Acadêmicos do Cubango 

Essa que bateu na trave nos dois últimos carnavais, a Cubango veio forte e promete uma disputa acirrada. A escola, desfilou com o enredo “A Voz da Liberdade”, uma homenagem a Luís Gama, patrono da abolição.

Com uma comissão de frente arrebatadora, a escola de Niterói soube ditar o tom do desfile desde o início. Cabe um elogio ao consagrado Patrick Carvalho, que alçou seu nome em 2018, com a Paraíso do Tuiui. Apostando nas imagens fortes de dor por parte dos escravizados, tendo também a chegada de Luís Gama como a personificação do enredo, a “Voz da Liberdade”.

Porém, nem tudo são flores, já que a escola também enfrentou problemas de evolução. Contando com um abre-alas desacoplado e que acarretou num grande buraco na pista. Apesar do contratempo, o conjunto de alegorias, fantasias e o desenvolvimento colocaram a escola em outro patamar.

Renascer de Jacarepaguá

A sexta escola a desfilar na avenida, a agremiação levou à Sapucaí o enredo “Eu que te benzo, Deus que te cura”, uma verdadeira homenagem às benzedeiras.

A comissão de frente apresentou os artifícios ruins e negativos, tendo como contraponto, a benzedeira, que fazia a cura e expressava bondade. Conversando com o enredo, as fantasias ficaram abaixo da força do samba, que foi o trunfo da escola.

Cabe citar a repercussão negativa do puxador Leonardo Bessa, que fez blackface (o ato de se pintar de tinta preta com o propósito de fantasiar-se de negro) para compor a fantasia. 

O destaque vai para o último carro, que trouxe uma benzedeira de 96, que atravessou toda a avenida abençoando o público.
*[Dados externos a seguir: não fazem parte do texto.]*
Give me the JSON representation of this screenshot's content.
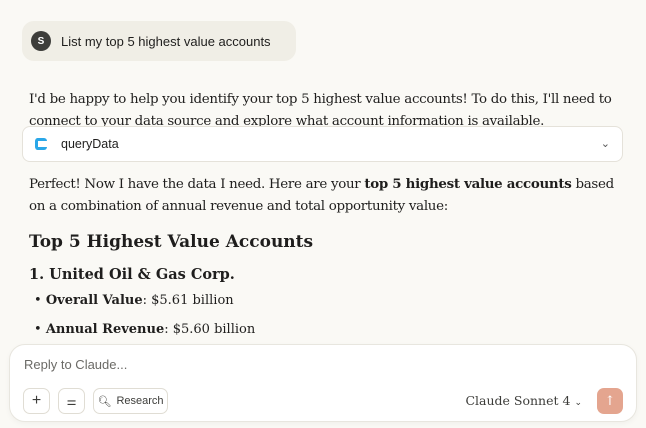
{
  "user_message": {
    "avatar": "S",
    "text": "List my top 5 highest value accounts"
  },
  "response": {
    "intro": "I'd be happy to help you identify your top 5 highest value accounts! To do this, I'll need to connect to your data source and explore what account information is available.",
    "tool": {
      "name": "queryData",
      "icon": "tool-icon"
    },
    "summary_pre": "Perfect! Now I have the data I need. Here are your ",
    "summary_bold": "top 5 highest value accounts",
    "summary_post": " based on a combination of annual revenue and total opportunity value:",
    "heading": "Top 5 Highest Value Accounts",
    "account_title": "1. United Oil & Gas Corp.",
    "bullets": [
      {
        "label": "Overall Value",
        "value": ": $5.61 billion"
      },
      {
        "label": "Annual Revenue",
        "value": ": $5.60 billion"
      }
    ]
  },
  "composer": {
    "placeholder": "Reply to Claude...",
    "research_label": "Research",
    "model": "Claude Sonnet 4"
  }
}
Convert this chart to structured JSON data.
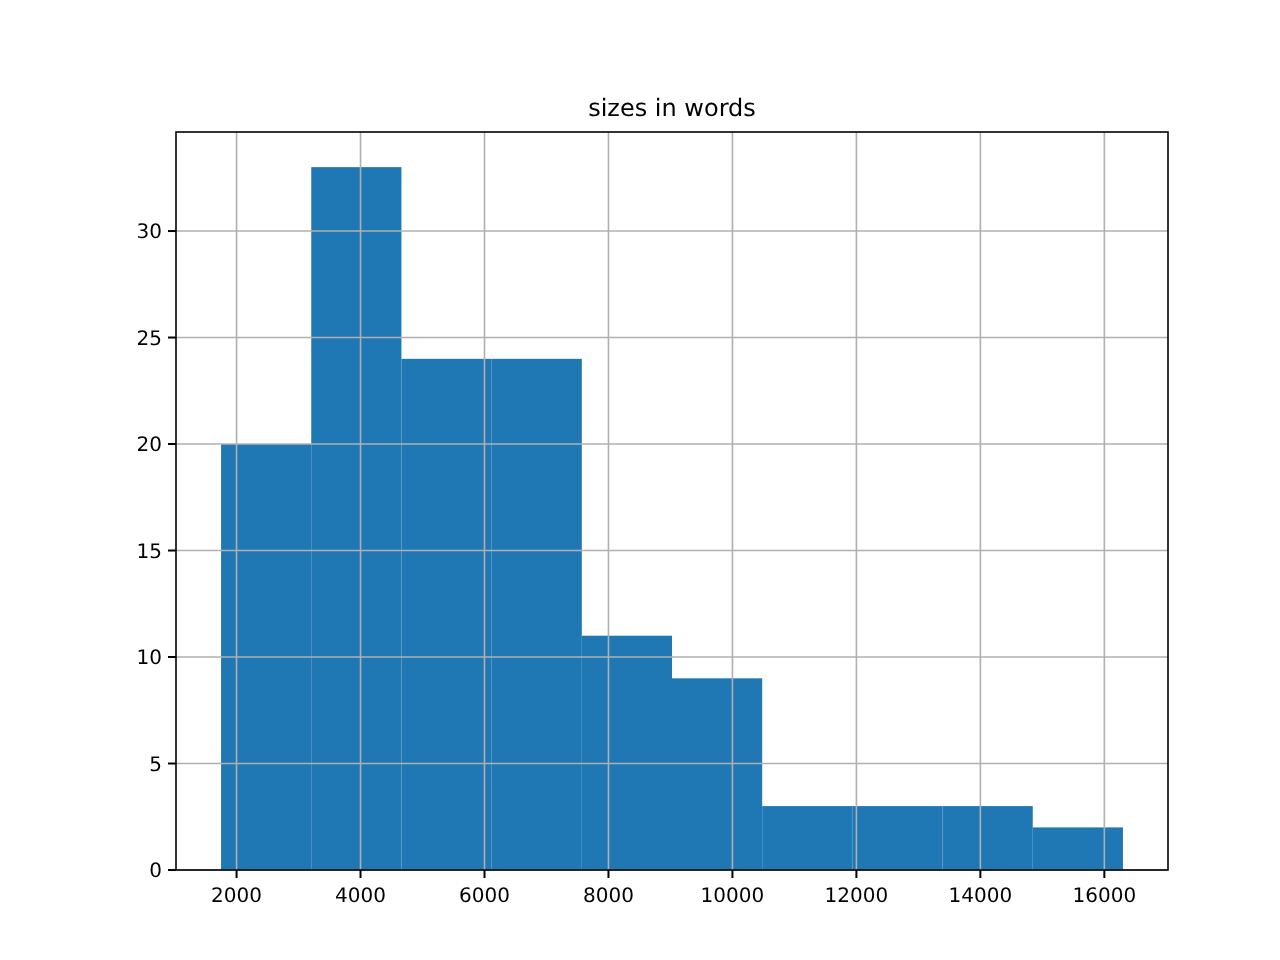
{
  "chart_data": {
    "type": "histogram",
    "title": "sizes in words",
    "bins": [
      1750,
      3205,
      4660,
      6115,
      7570,
      9025,
      10480,
      11935,
      13390,
      14845,
      16300
    ],
    "values": [
      20,
      33,
      24,
      24,
      11,
      9,
      3,
      3,
      3,
      2
    ],
    "color": "#1f77b4",
    "xlim": [
      1023,
      17027
    ],
    "xticks": [
      2000,
      4000,
      6000,
      8000,
      10000,
      12000,
      14000,
      16000
    ],
    "ylim": [
      0,
      34.65
    ],
    "yticks": [
      0,
      5,
      10,
      15,
      20,
      25,
      30
    ],
    "grid": true
  }
}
Contudo, não salva a escola de uma briga para se manter na Série A.

Império Serrano

Última a desfilar, e com o enredo, “Lugar de Mulher é onde ela quiser!”, a escola trouxe o empoderamento feminino e mulheres que inspiraram outras na busca por igualdade de gênero, com destaque para figuras da própria escola, como tia Maria do Jongo e tia Eulália. Contudo serrinha não honra sua própria história, com o tão falado problema com a fantasia das baianas, mostrando todo o problema estrutural da Império.
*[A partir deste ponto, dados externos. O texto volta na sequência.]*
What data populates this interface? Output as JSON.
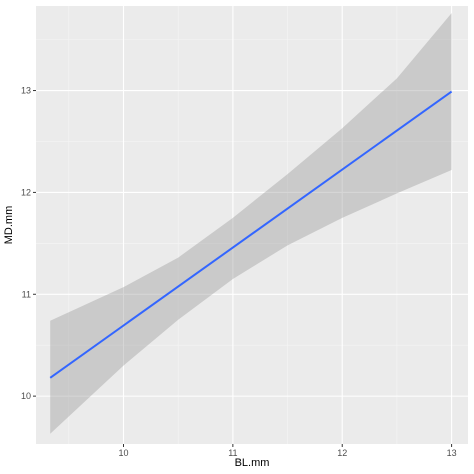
{
  "chart_data": {
    "type": "line",
    "title": "",
    "xlabel": "BL.mm",
    "ylabel": "MD.mm",
    "xlim": [
      9.2,
      13.15
    ],
    "ylim": [
      9.53,
      13.83
    ],
    "x_ticks": [
      10,
      11,
      12,
      13
    ],
    "x_ticks_minor": [
      9.5,
      10.5,
      11.5,
      12.5
    ],
    "y_ticks": [
      10,
      11,
      12,
      13
    ],
    "y_ticks_minor": [
      10.5,
      11.5,
      12.5,
      13.5
    ],
    "grid": true,
    "series": [
      {
        "kind": "fit-line",
        "color": "#3366FF",
        "x": [
          9.33,
          13.0
        ],
        "y": [
          10.18,
          12.99
        ]
      }
    ],
    "confidence_band": {
      "color": "#999999",
      "opacity": 0.4,
      "x": [
        9.33,
        10.0,
        10.5,
        11.0,
        11.5,
        12.0,
        12.5,
        13.0
      ],
      "upper": [
        10.74,
        11.07,
        11.36,
        11.75,
        12.18,
        12.63,
        13.12,
        13.76
      ],
      "lower": [
        9.63,
        10.3,
        10.75,
        11.15,
        11.48,
        11.75,
        11.99,
        12.22
      ]
    }
  }
}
Com uma comissão de frente, que executou uma bela apresentação homenageando as grandes figuras femininas da história da escola, seguido pelo seguro casal de O casal de mestre-sala e porta-bandeira, Mateus Machado e Verônica Lima, a tradicional escola começou o seu desfile de forma potente.

Alguns conjuntos alegóricos se mostraram irregulares, apresentando problemas de acabamento e concepção. Até mesmo o maior símbolo da escola, a coroa, mostrou falhas nos seus detalhes. O grande pesar ficou por conta da ausência das saias na ala das baianas. Segundo os responsáveis, a peça não ficou pronta a tempo do desfile.

As alegorias foram seguras e são muitas surpresas, se apoiando na tradição das cores verde e branco, pelo enredo forte e samba bem conduzido que cola na cabeça, pode-se dizer que a Império Serrano fez um desfile irregular. O que, considerando toda a tradição da escola, muito abaixo do esperado.